# Mr. Froggle



## Hero-wuff (Sep 27, 2012)

This is Mr. Froggle

He is my new baby whites tree frog (Apparently)
I got him from the garden center i work at, he was a tadpole from the four breeding frogs we have there.
Before i went to post this, i saw a thread by nanashi7 saying how their frogs died after a little while of having them. I've only had Mr. Froggle less than a week but i reaaaally hope he doesn't die.
I was going to check and mist him after i posted this..but now i'm scared to look in the cage o-o

Well..here goes..


----------



## TexasRatties (Jun 2, 2013)

Awww I miss having tree frogs I have had cubans and white ones I had a white one that was given to me at Petco because they knew me there and they had a frog with a bad eye.
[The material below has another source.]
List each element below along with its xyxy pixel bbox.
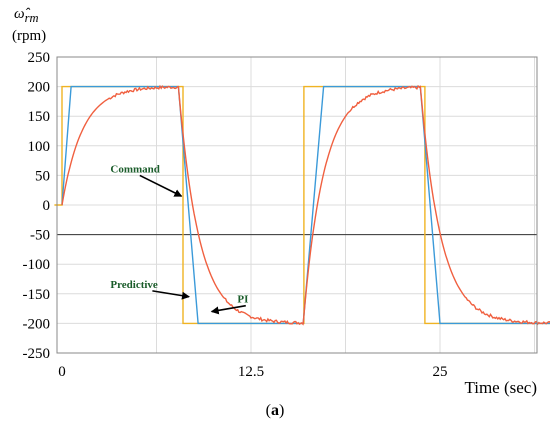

Mine lived quite a long time just remember that they have plenty of water that is really important. Also I don't think he is a whites tree frog but I could be wrong I am going to do some quick searching.


----------



## JLSaufl (Jan 20, 2013)

He looks more like a gray tree frog, other than a Whites, either way, he's adorable and I hope he lives a long life. They're such fun critters.


----------



## Hero-wuff (Sep 27, 2012)

I know! I honestly have no clue when it comes to recognizing frogs, but when i googled dumpy frogs they were all green or brown or teal without any markings so i got confused as to why he does, unless he is actually not a whites tree frog.
His parents are similar, i'll take some pictures of them tomorrow.


----------



## Xerneas (Aug 6, 2013)

Super pretty! My dream frog is a waxy monkey frog


----------



## Hero-wuff (Sep 27, 2012)

Haha they have such cute faces


----------



## Eden10 (Aug 11, 2012)

Aww I love frogs! Yeh hes def not a whites tree frog...hopefully you get a positive ID for him, but I believe most tree frogs have the same housing requirements.


----------



## Hero-wuff (Sep 27, 2012)

These are three of his parents...i couldn't find the fourth one. (don't know who bred with who)
I have no idea what breed they are.


----------